Irish as a Celtic Language

Irish is regarded as a Celtic language, belonging to the larger family of languages known as Indo-European. Irish belongs to the branch of Insular Celtic known as Goidelic, which comprises Irish-Gaelic, Scottish-Gaelic and Manx ; these are distinct from the Brittonic forms of Celtic, which comprise Welsh, Cornish and Breton. The Goidelic or Gaelic language gets its name from the group of Celtic invaders known as Goídil who came to achieve cultural and political supremacy within the island of Ireland. Irish colonists subsequently took this language eastward to Scotland and the Isle of Man, where it developed into the languages now known as Scottish Gaelic and Manx.

Goidelic is also sometimes known as Q-Celtic and the Brittonic form as P-Celtic. These names refer to the various changes in the Indo-European sound 'q'. This was retained in Goidelic as 'q' or 'c' but was changed to 'p' in Brittonic.
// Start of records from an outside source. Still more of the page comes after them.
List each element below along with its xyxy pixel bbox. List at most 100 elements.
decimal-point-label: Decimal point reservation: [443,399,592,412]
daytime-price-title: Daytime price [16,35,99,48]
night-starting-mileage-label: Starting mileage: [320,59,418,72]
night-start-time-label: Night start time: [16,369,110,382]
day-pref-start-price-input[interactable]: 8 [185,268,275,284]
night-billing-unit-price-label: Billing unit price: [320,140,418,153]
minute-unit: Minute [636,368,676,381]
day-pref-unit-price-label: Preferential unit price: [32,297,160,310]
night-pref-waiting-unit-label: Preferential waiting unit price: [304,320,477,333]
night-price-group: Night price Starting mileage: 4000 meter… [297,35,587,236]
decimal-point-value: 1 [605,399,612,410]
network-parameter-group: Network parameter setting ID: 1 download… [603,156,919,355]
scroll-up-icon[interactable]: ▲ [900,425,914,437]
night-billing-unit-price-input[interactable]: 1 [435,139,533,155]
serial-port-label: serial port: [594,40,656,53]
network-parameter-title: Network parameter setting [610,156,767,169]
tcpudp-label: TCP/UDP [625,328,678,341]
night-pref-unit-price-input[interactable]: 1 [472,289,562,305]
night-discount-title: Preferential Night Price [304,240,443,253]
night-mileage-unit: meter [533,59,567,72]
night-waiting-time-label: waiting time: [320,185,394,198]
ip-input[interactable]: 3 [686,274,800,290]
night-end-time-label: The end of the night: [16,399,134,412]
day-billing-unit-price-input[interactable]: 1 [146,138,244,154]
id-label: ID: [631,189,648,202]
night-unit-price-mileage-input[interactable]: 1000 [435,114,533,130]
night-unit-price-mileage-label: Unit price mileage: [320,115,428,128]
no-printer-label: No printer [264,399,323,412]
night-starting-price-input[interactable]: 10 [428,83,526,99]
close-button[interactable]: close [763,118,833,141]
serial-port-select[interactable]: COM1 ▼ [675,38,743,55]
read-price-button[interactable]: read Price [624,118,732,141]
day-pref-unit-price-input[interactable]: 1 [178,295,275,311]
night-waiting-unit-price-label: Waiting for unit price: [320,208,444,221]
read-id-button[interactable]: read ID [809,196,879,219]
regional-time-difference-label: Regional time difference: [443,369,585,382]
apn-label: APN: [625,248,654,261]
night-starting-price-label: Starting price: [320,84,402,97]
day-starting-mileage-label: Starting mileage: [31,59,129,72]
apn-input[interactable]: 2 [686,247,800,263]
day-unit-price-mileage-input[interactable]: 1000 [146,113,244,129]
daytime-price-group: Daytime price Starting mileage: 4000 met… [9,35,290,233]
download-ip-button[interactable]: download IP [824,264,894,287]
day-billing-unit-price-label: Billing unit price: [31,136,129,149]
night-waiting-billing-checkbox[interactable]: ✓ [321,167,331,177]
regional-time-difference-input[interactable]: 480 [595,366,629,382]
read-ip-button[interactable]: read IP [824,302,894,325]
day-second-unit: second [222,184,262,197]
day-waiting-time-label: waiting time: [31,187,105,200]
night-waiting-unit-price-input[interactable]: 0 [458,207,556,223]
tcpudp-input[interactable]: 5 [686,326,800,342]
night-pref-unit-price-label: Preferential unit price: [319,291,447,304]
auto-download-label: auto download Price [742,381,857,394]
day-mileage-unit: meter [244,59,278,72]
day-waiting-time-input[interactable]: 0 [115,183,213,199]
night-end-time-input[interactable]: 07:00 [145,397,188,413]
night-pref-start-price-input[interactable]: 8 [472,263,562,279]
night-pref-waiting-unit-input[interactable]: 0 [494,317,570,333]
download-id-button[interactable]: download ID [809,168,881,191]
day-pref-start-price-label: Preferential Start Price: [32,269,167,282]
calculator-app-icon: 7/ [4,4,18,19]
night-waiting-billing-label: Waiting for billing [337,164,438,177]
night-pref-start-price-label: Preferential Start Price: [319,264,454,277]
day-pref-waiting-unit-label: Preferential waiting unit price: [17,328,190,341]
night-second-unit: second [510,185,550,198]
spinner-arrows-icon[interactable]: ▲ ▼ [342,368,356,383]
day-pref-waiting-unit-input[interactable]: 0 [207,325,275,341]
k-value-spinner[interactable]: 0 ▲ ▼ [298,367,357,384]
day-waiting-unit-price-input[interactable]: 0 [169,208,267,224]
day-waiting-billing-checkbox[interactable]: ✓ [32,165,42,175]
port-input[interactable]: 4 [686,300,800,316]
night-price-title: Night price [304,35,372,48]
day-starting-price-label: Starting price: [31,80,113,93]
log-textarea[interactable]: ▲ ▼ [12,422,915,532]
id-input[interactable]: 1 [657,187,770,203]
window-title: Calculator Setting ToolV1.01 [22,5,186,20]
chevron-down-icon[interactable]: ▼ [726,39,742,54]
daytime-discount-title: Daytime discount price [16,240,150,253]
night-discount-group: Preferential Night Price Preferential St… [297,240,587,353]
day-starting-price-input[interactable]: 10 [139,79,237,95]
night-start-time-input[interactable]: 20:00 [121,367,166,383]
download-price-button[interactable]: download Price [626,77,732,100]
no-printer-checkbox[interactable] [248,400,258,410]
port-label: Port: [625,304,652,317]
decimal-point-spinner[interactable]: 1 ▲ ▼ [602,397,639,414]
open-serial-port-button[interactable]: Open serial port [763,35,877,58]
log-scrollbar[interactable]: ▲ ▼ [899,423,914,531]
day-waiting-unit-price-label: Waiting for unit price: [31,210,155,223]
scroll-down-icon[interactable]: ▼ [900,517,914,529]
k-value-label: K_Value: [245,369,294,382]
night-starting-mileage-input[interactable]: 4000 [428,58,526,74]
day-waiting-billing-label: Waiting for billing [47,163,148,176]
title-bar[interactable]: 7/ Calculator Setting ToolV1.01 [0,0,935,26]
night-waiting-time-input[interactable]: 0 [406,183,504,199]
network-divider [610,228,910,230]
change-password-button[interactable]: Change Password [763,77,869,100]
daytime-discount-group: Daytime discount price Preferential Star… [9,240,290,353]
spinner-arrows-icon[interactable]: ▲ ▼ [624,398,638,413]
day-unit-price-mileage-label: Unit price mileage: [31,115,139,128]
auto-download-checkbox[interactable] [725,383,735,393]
These differences can be seen today, for example, in the Irish word for 'head', ceann, and the corresponding word in Welsh, pen.

The Development of Irish

All languages change over time: Irish is no exception. The development of the Irish language, from its earliest recorded days to the present, is divided by scholars into four distinct periods:

1. Old Irish:  600-900 CE
2. Middle Irish: 900-1200
3. Early Modern Irish or Classical Irish: 1200-1650
4. Modern Irish: 1650-present day

The forms of the language known as Old Irish and Middle Irish are accessible only to those with a specialised scholarly training. Although it has a standardised spelling and grammar, Modern Irish as spoken today has three main dialects: Munster Irish, Western or Connemara Irish, and Ulster or Donegal Irish.

The name for the language in Modern Irish is An Ghaeilge and is most commonly referred to in English as 'Irish' or 'the Irish language'.